Подложив под голову рюкзак, Гуськов, кряхтя, принялся умащиваться на ночь. Придется уж, видно, и на этот раз переспать на полу, ничего не поделаешь. Да ведь не привыкать же к таким неудобствам ему, бывшему солдату!..
Он начал уже задремывать, когда входная дверь отворилась и кто-то, с ходу споткнувшись о его протянутые ноги, принялся ругаться хриплым сорванным голосом.
Гуськов открыл глаза.
Ругалась коренастая пожилая женщина в ватнике и резиновых сапогах. Она глядела на Гуськова и кричала:
— ...тебе я, тебе говорю! Что, другого места не нашел? Чего развалился у всех под ногами-то, милай?!
Гуськов смущенно подобрал под себя здоровую ногу. Женщина заметила протез, и что-то в обветренном, грубоватом лице ее дрогнуло, переменилось.
По-хозяйски бесцеремонно наступая на протянутые ноги рыбаков, она решительным шагом миновала кухню, заглянула в коридор и произнесла изумленно:
— У-у, скоко вас тут!.. И куда же я дену такую прорву?!
Затем громко, на весь коридор, оповестила, что имеются пять раскладушек, и тех, кто постарше и послабее, она приглашает пройти за собой.
Рыбаки зашевелились, повскакивали с мест.
— А еще не найдется, хозяйка? Может, у вас хоть матрасы какие есть?
— Нету, нету матрасов...
— Мамаша, а простыни чистые дашь? — кто-то выкрикнул громко.
— А жану ты себе под простыню не желаешь? — в тон ему отозвалась «мамаша». — Ишь, ловкай, чего захотел!
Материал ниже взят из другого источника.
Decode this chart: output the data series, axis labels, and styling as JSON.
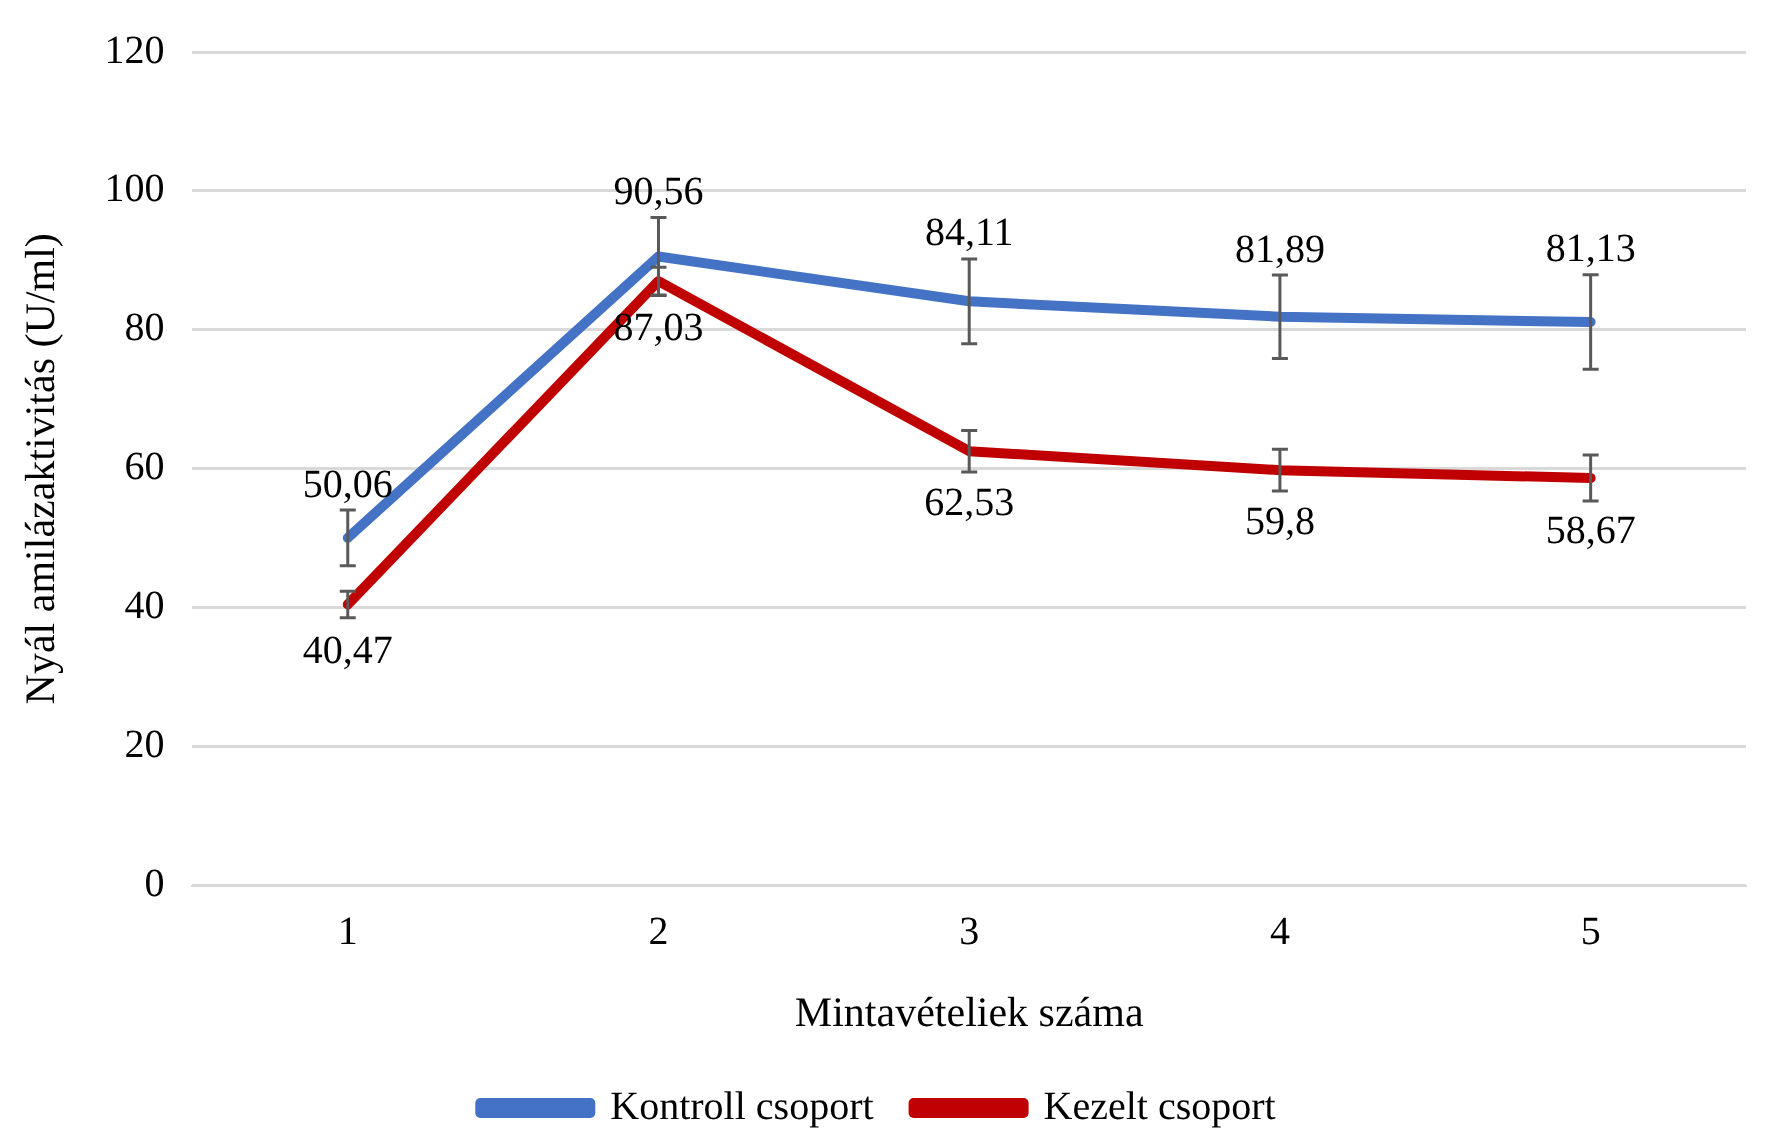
{
  "chart_data": {
    "type": "line",
    "xlabel": "Mintavételiek száma",
    "ylabel": "Nyál amilázaktivitás (U/ml)",
    "categories": [
      "1",
      "2",
      "3",
      "4",
      "5"
    ],
    "series": [
      {
        "name": "Kontroll csoport",
        "color": "#4472c4",
        "values": [
          50.06,
          90.56,
          84.11,
          81.89,
          81.13
        ],
        "value_labels": [
          "50,06",
          "90,56",
          "84,11",
          "81,89",
          "81,13"
        ],
        "errors": [
          4,
          5.6,
          6.1,
          6,
          6.8
        ]
      },
      {
        "name": "Kezelt csoport",
        "color": "#c00000",
        "values": [
          40.47,
          87.03,
          62.53,
          59.8,
          58.67
        ],
        "value_labels": [
          "40,47",
          "87,03",
          "62,53",
          "59,8",
          "58,67"
        ],
        "errors": [
          1.9,
          2,
          3,
          3,
          3.3
        ]
      }
    ],
    "ylim": [
      0,
      120
    ],
    "yticks": [
      0,
      20,
      40,
      60,
      80,
      100,
      120
    ],
    "grid": "y",
    "legend": "bottom",
    "marker": "none",
    "line_style": "solid"
  }
}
Рыбаки добродушно заржали.
Она прошагала мимо Гуськова обратно, кивнув ему на ходу: дескать, ступай и ты. Следом за ней повалила толпа. Гуськов подумал, поднялся и тоже пошел, в слабой надежде, может, останется что и ему...
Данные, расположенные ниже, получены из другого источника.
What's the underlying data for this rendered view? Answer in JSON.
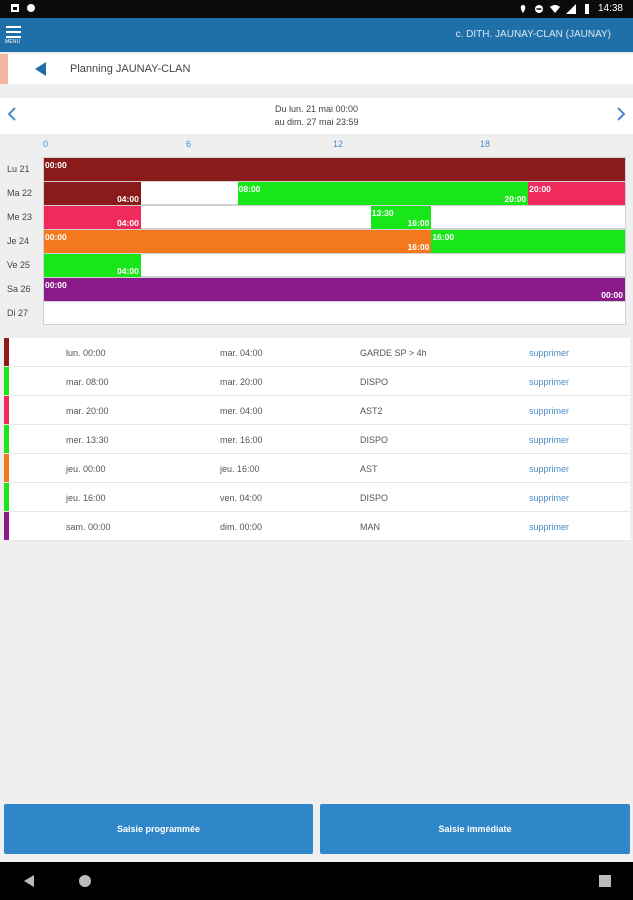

У освещенного окошечка кассы, над которым тоже болтался клочок бумаги с надписью «лодок нет», шевелился целый людской муравейник. Трое счастливцев тащили свои раскладушки на кухню, а остальные все еще осаждали окошко.
Но вот свет в окошке погас, женщина вышла, сказала что-то. Рыбаки, недовольно ворча, принялись разбредаться, и скоро Гуськов остался стоять возле будки один.
— А ты чего... Особого приглашения ждешь?! — накинулась на него вдруг женщина и велела идти за нею.
Он с наслаждением вытянулся возле дверей на последней, для него оставленной раскладушке, счастливый и благодарный той женщине. Но счастье его было недолгим. Раскладушка краем своим вылезала за дверной косяк и мешала проходу. Примерно с полуночи об угол ее в темноте все чаще начали стукаться рыбаки, которых погнали на двор без меры выпитый чай и обильная вечерняя трапеза. Ушибая колени и матерясь втихомолку, они зло пихали кровать ногами, и Гуськов все время ездил на раскладушке своей то в одну, то в другую сторону. Лишь под утро ему удалось немного забыться. Но вскоре самые нетерпеливые из рыбаков зашевелились, стали подыматься. Кто-то включил свет и стал разжигать плиту...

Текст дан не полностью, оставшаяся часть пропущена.